# Clustering 

## 1. DBSCAN
Using DBSCAN iterate (for-loop) through different values of `min_samples` (1 to 10) and `epsilon` (.05 to .5, in steps of .01)  to find clusters in the road-data used in the Lesson and calculate the Silohouette Coeff for `min_samples` and `epsilon`. Plot **_one_** line plot with the multiple lines generated from the min_samples and epsilon values. Use a 2D array to store the SilCoeff values, one dimension represents `min_samples`, the other represents epsilon.

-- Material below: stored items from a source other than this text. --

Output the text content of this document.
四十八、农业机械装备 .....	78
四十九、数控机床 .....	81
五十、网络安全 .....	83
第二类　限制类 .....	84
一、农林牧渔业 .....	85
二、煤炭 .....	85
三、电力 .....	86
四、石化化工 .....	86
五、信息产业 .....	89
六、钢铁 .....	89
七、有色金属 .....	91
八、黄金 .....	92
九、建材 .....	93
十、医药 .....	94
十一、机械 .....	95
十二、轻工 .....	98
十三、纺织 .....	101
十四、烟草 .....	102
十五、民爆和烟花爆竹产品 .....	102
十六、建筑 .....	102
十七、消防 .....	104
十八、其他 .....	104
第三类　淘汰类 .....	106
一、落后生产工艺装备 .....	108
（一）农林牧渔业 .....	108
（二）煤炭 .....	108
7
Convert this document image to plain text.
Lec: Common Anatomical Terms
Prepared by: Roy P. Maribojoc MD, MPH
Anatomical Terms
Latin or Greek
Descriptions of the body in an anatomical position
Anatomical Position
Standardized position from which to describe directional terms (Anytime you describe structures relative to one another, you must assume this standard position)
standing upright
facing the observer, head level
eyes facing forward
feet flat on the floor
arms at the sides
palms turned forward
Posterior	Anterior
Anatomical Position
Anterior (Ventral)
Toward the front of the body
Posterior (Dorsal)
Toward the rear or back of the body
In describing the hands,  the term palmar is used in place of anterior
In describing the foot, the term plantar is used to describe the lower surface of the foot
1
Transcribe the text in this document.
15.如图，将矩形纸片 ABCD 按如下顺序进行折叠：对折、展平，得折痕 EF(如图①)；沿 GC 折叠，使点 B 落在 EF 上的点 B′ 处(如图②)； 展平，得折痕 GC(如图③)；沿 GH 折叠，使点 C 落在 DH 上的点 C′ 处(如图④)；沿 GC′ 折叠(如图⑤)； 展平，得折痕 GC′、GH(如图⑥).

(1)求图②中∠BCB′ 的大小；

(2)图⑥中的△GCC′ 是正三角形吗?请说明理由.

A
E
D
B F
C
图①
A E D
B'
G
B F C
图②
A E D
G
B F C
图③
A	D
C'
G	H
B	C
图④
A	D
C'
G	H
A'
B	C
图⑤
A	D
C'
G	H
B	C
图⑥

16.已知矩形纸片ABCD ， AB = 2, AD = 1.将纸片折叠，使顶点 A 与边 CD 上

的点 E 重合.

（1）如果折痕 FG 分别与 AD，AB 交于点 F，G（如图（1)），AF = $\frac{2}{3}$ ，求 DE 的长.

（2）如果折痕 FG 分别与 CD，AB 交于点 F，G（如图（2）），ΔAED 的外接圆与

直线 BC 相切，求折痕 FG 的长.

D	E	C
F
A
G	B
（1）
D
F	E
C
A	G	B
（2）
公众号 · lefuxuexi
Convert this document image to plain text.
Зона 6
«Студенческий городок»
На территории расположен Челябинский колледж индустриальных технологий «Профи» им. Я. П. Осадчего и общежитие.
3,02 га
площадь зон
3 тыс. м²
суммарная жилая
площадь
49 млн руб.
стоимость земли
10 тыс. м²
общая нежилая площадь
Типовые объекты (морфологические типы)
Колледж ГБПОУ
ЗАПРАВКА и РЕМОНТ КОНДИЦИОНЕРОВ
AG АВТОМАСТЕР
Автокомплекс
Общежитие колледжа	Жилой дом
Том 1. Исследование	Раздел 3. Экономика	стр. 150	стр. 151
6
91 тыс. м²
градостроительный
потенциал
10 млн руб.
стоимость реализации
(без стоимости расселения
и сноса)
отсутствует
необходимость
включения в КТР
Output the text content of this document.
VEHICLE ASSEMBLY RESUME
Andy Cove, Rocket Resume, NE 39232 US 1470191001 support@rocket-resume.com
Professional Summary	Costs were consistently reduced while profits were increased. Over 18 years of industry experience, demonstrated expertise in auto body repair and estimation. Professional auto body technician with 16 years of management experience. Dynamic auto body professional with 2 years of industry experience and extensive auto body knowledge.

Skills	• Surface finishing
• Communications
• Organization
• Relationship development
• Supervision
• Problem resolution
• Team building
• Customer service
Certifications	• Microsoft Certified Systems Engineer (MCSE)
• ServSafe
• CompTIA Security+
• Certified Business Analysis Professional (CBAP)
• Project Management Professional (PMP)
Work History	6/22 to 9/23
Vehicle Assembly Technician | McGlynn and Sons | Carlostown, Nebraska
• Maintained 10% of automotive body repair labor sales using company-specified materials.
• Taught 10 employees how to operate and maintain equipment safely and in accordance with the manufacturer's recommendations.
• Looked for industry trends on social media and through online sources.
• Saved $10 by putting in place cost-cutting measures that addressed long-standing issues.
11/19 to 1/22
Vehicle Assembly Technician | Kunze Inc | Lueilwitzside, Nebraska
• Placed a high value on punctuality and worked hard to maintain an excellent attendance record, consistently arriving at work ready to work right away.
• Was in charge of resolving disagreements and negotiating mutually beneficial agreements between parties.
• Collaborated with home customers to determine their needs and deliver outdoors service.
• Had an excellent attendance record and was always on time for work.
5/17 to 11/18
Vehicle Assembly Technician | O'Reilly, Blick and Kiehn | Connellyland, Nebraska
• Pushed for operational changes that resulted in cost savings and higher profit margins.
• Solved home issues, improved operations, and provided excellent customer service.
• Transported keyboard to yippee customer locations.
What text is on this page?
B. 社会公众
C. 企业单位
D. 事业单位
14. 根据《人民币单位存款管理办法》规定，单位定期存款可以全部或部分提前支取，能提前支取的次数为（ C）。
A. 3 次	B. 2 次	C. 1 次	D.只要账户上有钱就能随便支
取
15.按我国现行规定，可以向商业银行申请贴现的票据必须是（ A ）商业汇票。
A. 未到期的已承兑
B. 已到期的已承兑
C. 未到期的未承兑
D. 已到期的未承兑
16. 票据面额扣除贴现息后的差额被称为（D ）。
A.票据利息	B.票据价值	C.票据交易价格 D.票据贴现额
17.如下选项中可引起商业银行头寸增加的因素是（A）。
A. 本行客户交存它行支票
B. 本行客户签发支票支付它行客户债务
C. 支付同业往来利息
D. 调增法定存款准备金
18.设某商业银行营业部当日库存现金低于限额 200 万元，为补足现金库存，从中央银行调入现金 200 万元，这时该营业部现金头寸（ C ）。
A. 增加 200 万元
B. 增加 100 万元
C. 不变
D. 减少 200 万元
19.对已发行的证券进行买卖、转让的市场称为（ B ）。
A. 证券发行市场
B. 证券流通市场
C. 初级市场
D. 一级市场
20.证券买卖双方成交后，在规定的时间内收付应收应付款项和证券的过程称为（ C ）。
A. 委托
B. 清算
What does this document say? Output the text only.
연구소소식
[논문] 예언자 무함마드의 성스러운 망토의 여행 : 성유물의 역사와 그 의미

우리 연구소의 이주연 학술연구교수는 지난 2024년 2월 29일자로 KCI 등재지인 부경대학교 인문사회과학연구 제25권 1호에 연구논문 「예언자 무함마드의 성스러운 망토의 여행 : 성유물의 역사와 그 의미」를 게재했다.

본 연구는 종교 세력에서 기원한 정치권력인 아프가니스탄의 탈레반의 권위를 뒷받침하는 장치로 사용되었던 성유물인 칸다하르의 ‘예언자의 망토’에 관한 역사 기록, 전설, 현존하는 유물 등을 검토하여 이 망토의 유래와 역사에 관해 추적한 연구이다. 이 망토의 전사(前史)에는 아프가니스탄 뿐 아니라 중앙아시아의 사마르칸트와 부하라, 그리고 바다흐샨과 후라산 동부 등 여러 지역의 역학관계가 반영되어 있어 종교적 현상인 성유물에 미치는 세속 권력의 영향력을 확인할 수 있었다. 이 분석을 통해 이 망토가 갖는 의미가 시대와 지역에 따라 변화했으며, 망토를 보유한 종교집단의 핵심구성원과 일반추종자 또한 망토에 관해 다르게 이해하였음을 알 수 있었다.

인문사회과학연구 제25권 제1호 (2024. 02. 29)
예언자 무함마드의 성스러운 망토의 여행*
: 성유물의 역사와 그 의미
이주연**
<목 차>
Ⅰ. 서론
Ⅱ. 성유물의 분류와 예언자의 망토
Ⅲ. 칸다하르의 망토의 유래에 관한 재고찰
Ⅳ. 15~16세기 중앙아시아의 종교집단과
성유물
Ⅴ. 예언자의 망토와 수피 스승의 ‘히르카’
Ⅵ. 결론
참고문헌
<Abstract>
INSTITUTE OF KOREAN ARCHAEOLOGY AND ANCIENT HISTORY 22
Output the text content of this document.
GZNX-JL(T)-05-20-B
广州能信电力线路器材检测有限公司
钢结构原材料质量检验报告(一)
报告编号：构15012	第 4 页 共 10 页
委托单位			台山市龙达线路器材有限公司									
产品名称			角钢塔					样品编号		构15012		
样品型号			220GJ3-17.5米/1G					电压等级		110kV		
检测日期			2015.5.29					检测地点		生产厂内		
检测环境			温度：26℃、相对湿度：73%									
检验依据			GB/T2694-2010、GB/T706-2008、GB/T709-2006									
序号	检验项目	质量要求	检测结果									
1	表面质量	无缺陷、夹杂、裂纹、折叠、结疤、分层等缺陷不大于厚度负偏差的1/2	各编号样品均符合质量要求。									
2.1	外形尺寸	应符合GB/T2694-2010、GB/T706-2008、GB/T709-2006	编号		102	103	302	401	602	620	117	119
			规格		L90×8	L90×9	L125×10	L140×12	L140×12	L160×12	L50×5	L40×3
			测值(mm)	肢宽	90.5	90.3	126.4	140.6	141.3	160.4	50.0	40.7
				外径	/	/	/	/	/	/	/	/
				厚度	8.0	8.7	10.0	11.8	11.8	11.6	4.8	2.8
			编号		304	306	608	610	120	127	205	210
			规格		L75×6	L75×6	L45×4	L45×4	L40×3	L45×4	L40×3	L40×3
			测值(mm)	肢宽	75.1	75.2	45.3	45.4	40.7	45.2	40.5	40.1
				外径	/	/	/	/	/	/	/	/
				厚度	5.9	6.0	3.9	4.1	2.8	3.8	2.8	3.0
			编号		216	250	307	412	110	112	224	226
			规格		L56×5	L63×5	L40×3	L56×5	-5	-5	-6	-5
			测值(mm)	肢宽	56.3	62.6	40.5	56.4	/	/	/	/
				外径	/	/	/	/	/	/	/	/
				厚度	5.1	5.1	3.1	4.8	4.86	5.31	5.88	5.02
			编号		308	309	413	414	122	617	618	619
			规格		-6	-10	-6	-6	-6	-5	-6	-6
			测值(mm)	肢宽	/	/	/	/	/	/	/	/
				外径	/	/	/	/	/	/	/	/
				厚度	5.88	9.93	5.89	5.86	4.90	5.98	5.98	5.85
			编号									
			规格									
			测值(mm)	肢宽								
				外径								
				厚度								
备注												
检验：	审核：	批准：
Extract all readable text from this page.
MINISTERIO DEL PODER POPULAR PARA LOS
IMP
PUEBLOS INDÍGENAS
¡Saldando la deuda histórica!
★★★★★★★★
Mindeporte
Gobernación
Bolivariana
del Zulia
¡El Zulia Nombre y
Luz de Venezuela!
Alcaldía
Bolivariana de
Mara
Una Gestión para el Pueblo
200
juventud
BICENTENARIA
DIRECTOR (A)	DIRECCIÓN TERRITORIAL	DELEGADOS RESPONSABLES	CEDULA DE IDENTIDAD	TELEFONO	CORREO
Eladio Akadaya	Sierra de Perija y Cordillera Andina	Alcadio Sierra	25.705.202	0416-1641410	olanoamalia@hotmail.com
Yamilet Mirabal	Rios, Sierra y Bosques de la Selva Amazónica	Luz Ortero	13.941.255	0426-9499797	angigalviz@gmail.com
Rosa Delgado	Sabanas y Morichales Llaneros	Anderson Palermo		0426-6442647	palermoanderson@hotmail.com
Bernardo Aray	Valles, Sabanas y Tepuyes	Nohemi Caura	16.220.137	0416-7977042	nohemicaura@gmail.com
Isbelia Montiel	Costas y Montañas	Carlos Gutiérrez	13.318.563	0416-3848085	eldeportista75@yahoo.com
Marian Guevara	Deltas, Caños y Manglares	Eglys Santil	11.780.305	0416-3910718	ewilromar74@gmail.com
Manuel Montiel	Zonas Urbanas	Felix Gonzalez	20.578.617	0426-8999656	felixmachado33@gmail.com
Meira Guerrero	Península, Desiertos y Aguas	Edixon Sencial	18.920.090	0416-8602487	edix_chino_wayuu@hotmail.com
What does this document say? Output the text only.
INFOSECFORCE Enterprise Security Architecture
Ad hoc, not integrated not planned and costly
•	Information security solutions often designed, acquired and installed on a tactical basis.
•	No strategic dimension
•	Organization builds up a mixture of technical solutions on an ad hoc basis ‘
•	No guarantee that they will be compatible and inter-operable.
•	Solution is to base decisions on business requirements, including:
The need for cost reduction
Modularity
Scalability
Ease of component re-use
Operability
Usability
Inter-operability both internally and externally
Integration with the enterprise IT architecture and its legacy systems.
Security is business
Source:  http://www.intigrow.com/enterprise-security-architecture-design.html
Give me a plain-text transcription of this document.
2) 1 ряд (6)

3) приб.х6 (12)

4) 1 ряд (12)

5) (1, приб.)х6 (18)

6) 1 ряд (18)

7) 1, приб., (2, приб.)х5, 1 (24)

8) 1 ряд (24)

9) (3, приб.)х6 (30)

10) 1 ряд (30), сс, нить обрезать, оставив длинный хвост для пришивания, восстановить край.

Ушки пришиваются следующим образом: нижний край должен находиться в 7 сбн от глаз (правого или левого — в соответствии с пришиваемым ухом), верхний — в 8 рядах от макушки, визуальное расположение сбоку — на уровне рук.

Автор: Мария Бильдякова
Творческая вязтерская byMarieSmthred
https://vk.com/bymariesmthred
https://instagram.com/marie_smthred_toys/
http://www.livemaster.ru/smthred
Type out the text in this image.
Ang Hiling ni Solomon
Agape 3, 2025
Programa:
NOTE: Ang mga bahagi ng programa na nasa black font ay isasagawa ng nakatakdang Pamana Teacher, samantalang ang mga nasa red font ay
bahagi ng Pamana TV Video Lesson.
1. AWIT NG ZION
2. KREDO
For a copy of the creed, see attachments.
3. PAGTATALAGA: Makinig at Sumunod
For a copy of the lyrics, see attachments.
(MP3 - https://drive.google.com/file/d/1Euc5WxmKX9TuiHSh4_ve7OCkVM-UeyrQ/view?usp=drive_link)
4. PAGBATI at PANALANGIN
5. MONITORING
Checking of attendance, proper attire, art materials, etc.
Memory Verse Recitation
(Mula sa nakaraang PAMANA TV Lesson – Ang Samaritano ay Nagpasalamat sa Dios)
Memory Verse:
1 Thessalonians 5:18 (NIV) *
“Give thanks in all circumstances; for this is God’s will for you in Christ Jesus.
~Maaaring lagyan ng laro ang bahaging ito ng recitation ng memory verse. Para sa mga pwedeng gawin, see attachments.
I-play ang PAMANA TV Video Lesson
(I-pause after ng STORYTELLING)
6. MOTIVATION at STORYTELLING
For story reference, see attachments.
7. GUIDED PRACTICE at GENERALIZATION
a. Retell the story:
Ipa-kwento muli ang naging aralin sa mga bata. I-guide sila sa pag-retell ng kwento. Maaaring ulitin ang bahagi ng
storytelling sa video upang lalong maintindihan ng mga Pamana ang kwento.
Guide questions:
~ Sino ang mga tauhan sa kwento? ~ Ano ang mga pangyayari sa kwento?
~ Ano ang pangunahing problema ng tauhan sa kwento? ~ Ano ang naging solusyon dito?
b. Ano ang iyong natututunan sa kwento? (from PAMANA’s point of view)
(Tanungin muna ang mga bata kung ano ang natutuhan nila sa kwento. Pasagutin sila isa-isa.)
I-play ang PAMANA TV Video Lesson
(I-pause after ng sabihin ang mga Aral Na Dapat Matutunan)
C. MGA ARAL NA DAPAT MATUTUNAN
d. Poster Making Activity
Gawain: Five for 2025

Expecting a plot of `epsilon` vs `sil_score`.

In [1]:
#Import necessary models
import numpy as np
import pandas as pd

%matplotlib notebook
import matplotlib.pyplot as plt
plt.rcParams['font.size'] = 10

from sklearn.cluster import DBSCAN
from sklearn import metrics

In [2]:
#Read Dataset
X = pd.read_csv('3D_spatial_network.txt.gz', header=None, names=['osm', 'lat','lon','alt'])
X = X.drop(['osm'], axis=1).sample(10000)
X.describe()

Unnamed: 0,lat,lon,alt
count,10000.0,10000.0,10000.0
mean,9.72013,57.077939,22.259654
std,0.630799,0.288816,18.595995
min,8.146664,56.584513,-1.724164
25%,9.327763,56.841226,7.122218
50%,9.883242,57.039543,17.600544
75%,10.158706,57.296597,32.041836
max,11.196113,57.744022,129.286451


In [3]:
#Normalize the data
XX = X.copy()
XX['alt'] = (X.alt - X.alt.mean())/X.alt.std()
XX['lat'] = (X.lat - X.lat.mean())/X.lat.std()
XX['lon'] = (X.lon - X.lon.mean())/X.lon.std()
XX.describe()

Unnamed: 0,lat,lon,alt
count,10000.0,10000.0,10000.0
mean,1.278977e-17,2.366107e-16,-1.818989e-16
std,1.0,1.0,1.0
min,-2.494402,-1.708442,-1.28973
25%,-0.6220163,-0.8195985,-0.8140159
50%,0.2585797,-0.1329426,-0.2505437
75%,0.6952713,0.757081,0.526037
max,2.339863,2.30625,5.755368


In [4]:
#generate arrays for minimum samples and epsilons
min_samples = np.arange(1, 11)
epsilons = np.arange(0.05, 0.51, 0.01)

In [5]:
#generate scores using 'for' loop

all_scores = []
for min_sample in min_samples:
    
    scores = []
    for epsilon in epsilons:
        
        # define DBSCAN
        dbscan = DBSCAN(eps=epsilon, min_samples=min_sample)
        XX.cluster = dbscan.fit_predict(XX[['lat','lon', 'alt']])
        
        # calculate silouette score
        score = metrics.silhouette_score(XX[['lon', 'lat', 'alt']], XX.cluster)
        
        scores.append(score)
        
    all_scores.append(scores)

  XX.cluster = dbscan.fit_predict(XX[['lat','lon', 'alt']])


In [6]:
# Plot lines (x axis = epsilon, y axis = Silhouette Coefficient')
plt.figure()

# Draw multiple lines
for i in all_scores:
    plt.plot(epsilons, i)

# Labeling
plt.xlabel('Epsilon')
plt.ylabel('Silhouette Coefficient')
plt.legend(['min_sample=1', 'min_sample=2','min_sample=3', 'min_sample=4', 
           'min_sample=5', 'min_sample=6', 'min_sample=7', 'min_sample=8', 'min_sample=9', 'min_sample=10'])
plt.grid(True)
plt.show()

<IPython.core.display.Javascript object>

## Findings
1. In every case of minimum sample except minimum sample = 1, Silhouette Coefficients were the lowest between 0.1 and 0.2,
   and the highest in between 0.4 and 0.5.
1. in low epsilons (e < 0.1), low mininum samples were associated with high Silhouette Coefficient
2. in epsilons over 0.1, high minimum samples were associated with high Silhouette Coefficient

## 2. Clustering your own data
Using your own data, find relevant clusters/groups within your data (repeat the above). If your data is labeled with a class that you are attempting to predict, be sure to not use it in training and clustering. 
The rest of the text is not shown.